This past weekend, while enjoying a spectacular weekend in my hometown, I believe I witnessed the unexpected: a Boston restaurant that easily rivaled and in fact surpassed the vast majority of French restaurants in New York.

Everyone knows that the restaurant scene in New York is known its quality, consistency, and diversity. French restaurants in particular proliferate from uptown to downtown to the outer boroughs, ranging from cheap neighborhood bistros to pinnacles of french gastronomy. Boston doesn’t normally carry the same reputation, known for good if not a bit hokey restaurants.

La Voile, a charming transplant straight from Cannes on Newbury Street, trumps every French restaurant I’ve been to in New York, food-wise, other than Jean-George’s JoJo. The owners of La Voile uprooted their Cannes restaurant and moved it to, surprisingly, the Back Bay in Boston. They have brought in French waiters, moved their French cooks, and brought along all the trappings of an authentically French restaurant (including the slow service…). I couldn’t stop raving about how they should have chosen New York.

The food was truly extraordinary; it tasted as though it had been magically whisked over from France in the blink of an eye. Lots of butter, rich flavors, impeccable execution, and classic preparation sum it up pretty well. I had the kobe beef cheeks prepared in a beef bourguignon stew fashion – they were hearty, succulent and buttery, absolutely melting in my mouth. My brother, arguably the most adventurous diner in the group, ordered the whole dover sole, prepared expertly table-side in butter, oil, and lemon – clean, fresh and classic. My mother opted for the steak frites, which showed up on a plate the size of a small child. Enough to feed a small army, the hearty steak and salty crunchy frites were immensely satisfying. My father, known for his love of chicken, went straight for the chicken l’ami Louis, a free-range roasted chicken that was juicy and plump.
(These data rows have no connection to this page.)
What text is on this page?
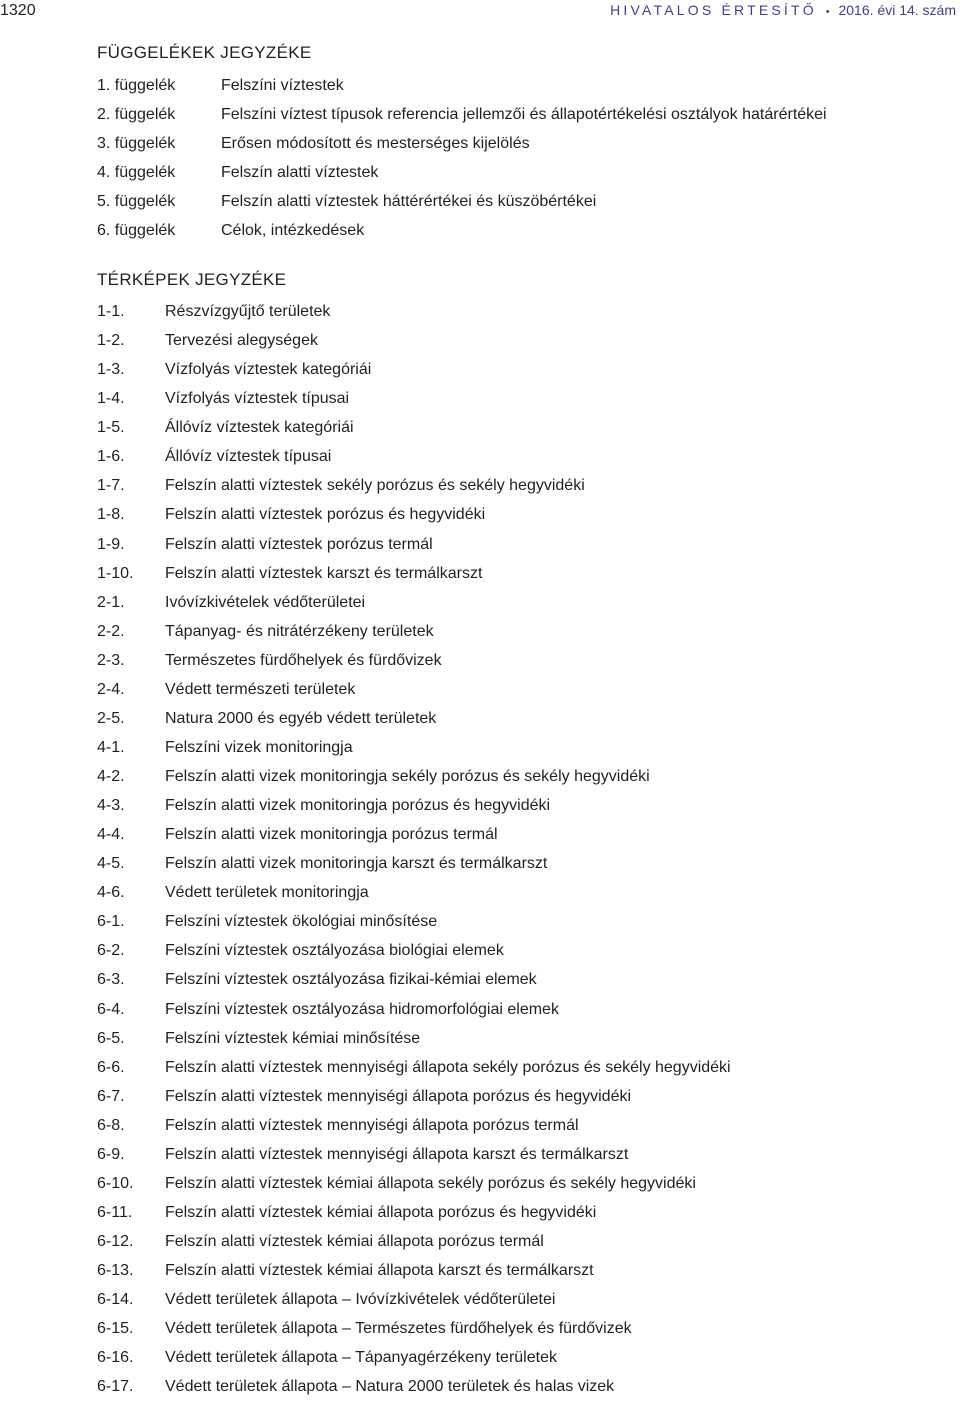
1320	HIVATALOS ÉRTESÍTŐ • 2016. évi 14. szám
FÜGGELÉKEK JEGYZÉKE
1. függelék	Felszíni víztestek
2. függelék	Felszíni víztest típusok referencia jellemzői és állapotértékelési osztályok határértékei
3. függelék	Erősen módosított és mesterséges kijelölés
4. függelék	Felszín alatti víztestek
5. függelék	Felszín alatti víztestek háttérértékei és küszöbértékei
6. függelék	Célok, intézkedések
TÉRKÉPEK JEGYZÉKE
1-1.	Részvízgyűjtő területek
1-2.	Tervezési alegységek
1-3.	Vízfolyás víztestek kategóriái
1-4.	Vízfolyás víztestek típusai
1-5.	Állóvíz víztestek kategóriái
1-6.	Állóvíz víztestek típusai
1-7.	Felszín alatti víztestek sekély porózus és sekély hegyvidéki
1-8.	Felszín alatti víztestek porózus és hegyvidéki
1-9.	Felszín alatti víztestek porózus termál
1-10.	Felszín alatti víztestek karszt és termálkarszt
2-1.	Ivóvízkivételek védőterületei
2-2.	Tápanyag- és nitrátérzékeny területek
2-3.	Természetes fürdőhelyek és fürdővizek
2-4.	Védett természeti területek
2-5.	Natura 2000 és egyéb védett területek
4-1.	Felszíni vizek monitoringja
4-2.	Felszín alatti vizek monitoringja sekély porózus és sekély hegyvidéki
4-3.	Felszín alatti vizek monitoringja porózus és hegyvidéki
4-4.	Felszín alatti vizek monitoringja porózus termál
4-5.	Felszín alatti vizek monitoringja karszt és termálkarszt
4-6.	Védett területek monitoringja
6-1.	Felszíni víztestek ökológiai minősítése
6-2.	Felszíni víztestek osztályozása biológiai elemek
6-3.	Felszíni víztestek osztályozása fizikai-kémiai elemek
6-4.	Felszíni víztestek osztályozása hidromorfológiai elemek
6-5.	Felszíni víztestek kémiai minősítése
6-6.	Felszín alatti víztestek mennyiségi állapota sekély porózus és sekély hegyvidéki
6-7.	Felszín alatti víztestek mennyiségi állapota porózus és hegyvidéki
6-8.	Felszín alatti víztestek mennyiségi állapota porózus termál
6-9.	Felszín alatti víztestek mennyiségi állapota karszt és termálkarszt
6-10.	Felszín alatti víztestek kémiai állapota sekély porózus és sekély hegyvidéki
6-11.	Felszín alatti víztestek kémiai állapota porózus és hegyvidéki
6-12.	Felszín alatti víztestek kémiai állapota porózus termál
6-13.	Felszín alatti víztestek kémiai állapota karszt és termálkarszt
6-14.	Védett területek állapota – Ivóvízkivételek védőterületei
6-15.	Védett területek állapota – Természetes fürdőhelyek és fürdővizek
6-16.	Védett területek állapota – Tápanyagérzékeny területek
6-17.	Védett területek állapota – Natura 2000 területek és halas vizek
The service was very french, slow, leisurely, moving to the beat of its own drum. The dinner service was ill-timed with the appetizers coming out immediately and the entrees coming out almost 40min later. I can’t imagine what could have been taking so long. Maybe they went to go chase around the chickens in suburban Boston for the roast. However, the staff was very charming and accommodating, mostly making up for the kitchen’s incompetencies.

The scene was sophisticated yet comfortable with nautical accents and images, a tongue-in-cheek cast iron frog statue, and current French music twittering in the background. It was loud, but in a congenial large French family all gathered together sort of way.

La Voile is unlike anything I’ve experienced in New York – actually transporting me to the South of France with its lilting music, boistrous atmosphere, and absolutely delightful cuisine. So many restaurants in the Big Apple play faux French, grabbing aspects of the culture and food. However, until now, I didn’t realize how silly these attempts were in the context of true French cuisine.

I implore you, La Voile, consider a relocation to New York!